In the early years of the Transition, the 25th edition represented the starting point of the Festival's transformation, converted into a laboratory for cinematic and political experimentation in a context of intense social unrest. The show will include Festival archive materials, many of them previously unseen, such as letters, documents, photographs and magazines.

As explained by the exhibition curator, Pablo La Parra Pérez, Head of the Research Department at the Elías Querejeta Zine Eskola (EQZE), "in 1977, the San Sebastian Festival turned 25; however, more than an celebration, the 1977 edition was a space of dispute: the first festival managed by the city became a platform of political demands from which to imagine a new democratic festival". "Based on archive footage found in the framework of the research project Zinemaldi: all possible stories,the exhibition focusses on that year of radical change", he adds.

The exhibition takes a deeper look at the public programme which, directed by La Parra and with the same title, ran on December 7, 2019 at Tabakalera, where the North American filmmaker Vivian Ostrovsky and former members of the Donostia Women's Assembly recalled the cycle of films made by women run by the Festival in 1978. There was also a a performative screening by Luis López Carrasco and Raúl Liarte, and a screening of Expediente, an experimental work which won the Golden Shell for Best Short Film in 1977 -a new digital copy of the film made by EQZE will be shown at the exhibition in Vitoria-.

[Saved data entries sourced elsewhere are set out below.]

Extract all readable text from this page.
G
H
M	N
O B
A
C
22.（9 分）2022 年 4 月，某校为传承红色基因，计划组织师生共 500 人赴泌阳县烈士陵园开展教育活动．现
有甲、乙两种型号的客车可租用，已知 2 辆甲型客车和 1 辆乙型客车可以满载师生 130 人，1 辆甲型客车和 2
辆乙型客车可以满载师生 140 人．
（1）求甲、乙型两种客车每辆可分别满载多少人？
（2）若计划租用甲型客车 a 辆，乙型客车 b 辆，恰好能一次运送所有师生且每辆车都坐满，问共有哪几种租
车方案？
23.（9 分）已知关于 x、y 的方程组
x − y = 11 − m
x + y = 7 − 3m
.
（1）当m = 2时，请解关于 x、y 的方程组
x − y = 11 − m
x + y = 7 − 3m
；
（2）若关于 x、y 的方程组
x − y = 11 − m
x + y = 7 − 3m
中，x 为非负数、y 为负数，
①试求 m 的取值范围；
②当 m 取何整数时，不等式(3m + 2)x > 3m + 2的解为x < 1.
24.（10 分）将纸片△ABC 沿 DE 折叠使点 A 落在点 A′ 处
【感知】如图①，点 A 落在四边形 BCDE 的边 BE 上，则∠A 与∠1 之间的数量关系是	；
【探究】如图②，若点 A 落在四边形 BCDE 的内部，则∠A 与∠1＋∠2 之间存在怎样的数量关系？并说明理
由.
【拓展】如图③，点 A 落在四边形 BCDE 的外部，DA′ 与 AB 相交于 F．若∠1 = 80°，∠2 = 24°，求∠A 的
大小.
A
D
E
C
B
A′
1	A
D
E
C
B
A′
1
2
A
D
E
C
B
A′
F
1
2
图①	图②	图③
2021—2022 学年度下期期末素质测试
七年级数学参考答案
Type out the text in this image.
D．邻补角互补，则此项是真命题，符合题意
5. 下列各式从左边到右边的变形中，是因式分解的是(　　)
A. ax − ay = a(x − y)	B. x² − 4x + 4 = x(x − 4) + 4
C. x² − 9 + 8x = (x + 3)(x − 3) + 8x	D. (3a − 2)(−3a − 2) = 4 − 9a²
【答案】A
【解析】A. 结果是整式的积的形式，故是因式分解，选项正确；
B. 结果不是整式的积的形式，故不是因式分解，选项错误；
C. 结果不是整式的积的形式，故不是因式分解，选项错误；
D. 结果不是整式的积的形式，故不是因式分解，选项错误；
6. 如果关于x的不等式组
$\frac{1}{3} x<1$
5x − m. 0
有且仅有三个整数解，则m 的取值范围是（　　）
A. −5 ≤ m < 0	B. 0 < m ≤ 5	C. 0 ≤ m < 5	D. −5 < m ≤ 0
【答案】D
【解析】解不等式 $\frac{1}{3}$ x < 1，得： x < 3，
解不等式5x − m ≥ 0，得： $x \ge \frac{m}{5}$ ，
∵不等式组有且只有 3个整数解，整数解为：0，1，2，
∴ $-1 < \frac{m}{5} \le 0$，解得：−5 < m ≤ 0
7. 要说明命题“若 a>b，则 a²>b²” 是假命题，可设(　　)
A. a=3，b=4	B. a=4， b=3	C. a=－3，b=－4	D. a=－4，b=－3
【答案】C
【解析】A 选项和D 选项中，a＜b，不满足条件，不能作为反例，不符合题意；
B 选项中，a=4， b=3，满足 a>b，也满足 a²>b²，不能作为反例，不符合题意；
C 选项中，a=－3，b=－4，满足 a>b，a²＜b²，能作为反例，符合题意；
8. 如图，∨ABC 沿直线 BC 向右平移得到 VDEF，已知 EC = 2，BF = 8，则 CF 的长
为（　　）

The San Sebastian Festival Archive 

This exhibition is a new result of Zinemaldia 70: all possible stories, the project created by the San Sebastian Festival together with the Elías Querejeta Zine Eskola in order to generate a living Festival archive. The first phase of the project, sponsored by the national lottery, Loterías y Apuestas del Estado, in collaboration with Kutxa Fundazioa, will end in 2022, coinciding with the Festival's 70th anniversary. 

The Z70 project highlights the importance of the Festival's document collection (letters, photographs, reviews and articles in newspapers and magazines, books, etc.), kept in its archives since 1953. Its main objective is to prompt reflection and discussion on the past, present and future of the Festival, as well as dialogues critical with film creation and contemporary thought.  

The project includes the transfer of the complete Festival archive materials to the Tabakalera building, where they are examined, conditioned and catalogued to guarantee their conservation in the Filmoteca Vasca premises. In 2022, the archive will be available for consultation by the public, both in situ and online, in the shape of a selection of digitised contents. Consultation of the collection will include themed spotlights based on the research work developed by a team of EQZE post-graduate students directed by the researcher Pablo La Parra Pérez in collaboration with the different Festival departments. 

The research spotlights will highlight aspects of the Festival's history which are little known or have never been seen before. To demonstrate its results until 2022, two simultaneous and connected lines of work will be addressed. On the one hand, specialised research material will be generated (academic articles, conference papers, own editorial projects, seminars, etc.) intended to prompt critical dialogue with the latest developments in the academic field of film studies. On the other, public programmes will be organised (conferences, exhibitions, courses) for wider publics, such as the Artium exhibition, which encompasses various results of the research developed in the 2018-2019 academic year by the EQZE research team.